In his engaging novel, The Weaver’s Scar, Brian Crawford introduces young readers to the 1994 Rwandan genocide through the eyes of a young boy called Faustin. Faustin leads a normal life in the village of Inkovu where he lives with his father, mother, and older brother. He loves to run and enjoys playing soccer with his friends. However, his life is overshadowed by dark family secrets that he does not understand – secrets that seem to be at the core of his father’s unreasonable rules in imposing who Faustin’s friends should be and the fun activities in which he should engage.
Faustin begins to understand his father when divisions between Hutus and Tutsis are emphasized at school by his teachers and when he starts to face hostility from his former friends on the soccer field. As the genocide events unfold, Faustin discovers what caused his father’s disability, experiences the cruelty of his teachers, and witnesses the unbelievable horror as neighbors turn against each other. As a wave of killings ensues Faustin’s own life depends on the unlikely devotion of a family enemy, someone he cannot fully trust.
Though a fictional story, Crawford strikes a great balance in the telling of the hostilities between Tutsis and Hutus during the genocide, a balance that is not usually captivated in mainstream literature.

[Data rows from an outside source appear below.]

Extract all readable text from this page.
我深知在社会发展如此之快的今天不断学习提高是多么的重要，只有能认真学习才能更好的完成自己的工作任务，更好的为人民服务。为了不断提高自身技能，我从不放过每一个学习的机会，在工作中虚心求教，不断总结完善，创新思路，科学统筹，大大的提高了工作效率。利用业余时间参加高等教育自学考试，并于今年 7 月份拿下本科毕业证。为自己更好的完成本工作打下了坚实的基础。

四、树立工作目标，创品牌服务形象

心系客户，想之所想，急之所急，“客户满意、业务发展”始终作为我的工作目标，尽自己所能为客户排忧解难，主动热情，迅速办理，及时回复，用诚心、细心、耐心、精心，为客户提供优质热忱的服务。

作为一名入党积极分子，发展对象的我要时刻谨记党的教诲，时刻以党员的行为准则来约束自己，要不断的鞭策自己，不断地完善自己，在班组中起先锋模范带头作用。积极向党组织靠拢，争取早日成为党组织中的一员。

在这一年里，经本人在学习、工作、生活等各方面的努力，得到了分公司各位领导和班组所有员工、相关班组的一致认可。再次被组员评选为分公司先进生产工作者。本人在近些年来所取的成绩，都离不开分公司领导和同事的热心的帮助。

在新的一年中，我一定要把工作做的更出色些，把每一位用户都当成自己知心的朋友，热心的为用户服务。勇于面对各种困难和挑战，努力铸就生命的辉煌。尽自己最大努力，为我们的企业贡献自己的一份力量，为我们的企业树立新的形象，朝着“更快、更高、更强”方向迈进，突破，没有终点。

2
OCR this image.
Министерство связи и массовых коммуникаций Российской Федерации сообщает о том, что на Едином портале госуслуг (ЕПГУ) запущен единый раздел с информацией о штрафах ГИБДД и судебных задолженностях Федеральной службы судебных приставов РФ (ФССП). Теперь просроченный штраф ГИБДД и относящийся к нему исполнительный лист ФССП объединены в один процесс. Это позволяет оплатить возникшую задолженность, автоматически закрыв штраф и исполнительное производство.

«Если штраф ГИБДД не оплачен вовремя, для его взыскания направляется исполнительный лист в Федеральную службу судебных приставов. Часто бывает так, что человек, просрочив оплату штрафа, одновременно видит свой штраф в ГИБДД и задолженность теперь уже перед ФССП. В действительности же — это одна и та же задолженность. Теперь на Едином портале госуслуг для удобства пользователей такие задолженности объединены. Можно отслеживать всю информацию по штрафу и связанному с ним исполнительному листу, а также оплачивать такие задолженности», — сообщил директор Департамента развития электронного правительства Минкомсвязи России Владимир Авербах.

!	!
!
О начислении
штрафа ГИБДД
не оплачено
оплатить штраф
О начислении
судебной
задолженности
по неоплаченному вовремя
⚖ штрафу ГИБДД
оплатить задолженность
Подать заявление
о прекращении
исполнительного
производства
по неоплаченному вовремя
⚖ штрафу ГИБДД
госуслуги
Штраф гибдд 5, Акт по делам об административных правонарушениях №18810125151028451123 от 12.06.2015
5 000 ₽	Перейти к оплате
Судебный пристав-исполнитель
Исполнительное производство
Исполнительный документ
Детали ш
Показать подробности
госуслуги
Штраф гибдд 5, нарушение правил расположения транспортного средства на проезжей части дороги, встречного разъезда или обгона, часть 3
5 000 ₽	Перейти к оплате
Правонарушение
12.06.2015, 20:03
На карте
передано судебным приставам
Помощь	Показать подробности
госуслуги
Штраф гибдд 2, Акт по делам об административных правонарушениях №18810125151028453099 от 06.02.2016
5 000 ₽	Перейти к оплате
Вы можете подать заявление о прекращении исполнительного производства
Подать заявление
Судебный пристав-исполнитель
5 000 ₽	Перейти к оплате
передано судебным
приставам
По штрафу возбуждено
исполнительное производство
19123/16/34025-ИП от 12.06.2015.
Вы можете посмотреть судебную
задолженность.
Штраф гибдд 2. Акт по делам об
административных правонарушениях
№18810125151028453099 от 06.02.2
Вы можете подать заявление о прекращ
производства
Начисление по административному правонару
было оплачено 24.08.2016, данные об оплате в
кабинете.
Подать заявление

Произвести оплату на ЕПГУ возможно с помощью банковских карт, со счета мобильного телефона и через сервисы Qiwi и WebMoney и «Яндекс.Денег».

Above the backdrop of this subject, his story brings out a boy’s strained relationship with his father, the power of friendship and the redemptive hope of achieving one’s dreams – story lines that young readers can relate to.
The downside of this book is that it contains horrific scenes that younger and more sensitive readers may find disturbing. Additionally, the concept of “tribes” is currently shunned in the Rwandan community in an effort to cement relationships and prevent hostilities arising from “tribalism,” this point is missing in the book and may be crucial for foreign readers as they try to grasp the context – past and present, of the Rwandan genocide. Moreover, for those who understand Kinyarwanda, the language is sometimes too formal for a conversation between two young boys, conveying a certain degree of respect that is usually reserved for instances when someone is speaking to an older person.
I recommend this book for brave young readers who are ready to explore a complex issue from the view point of a peer.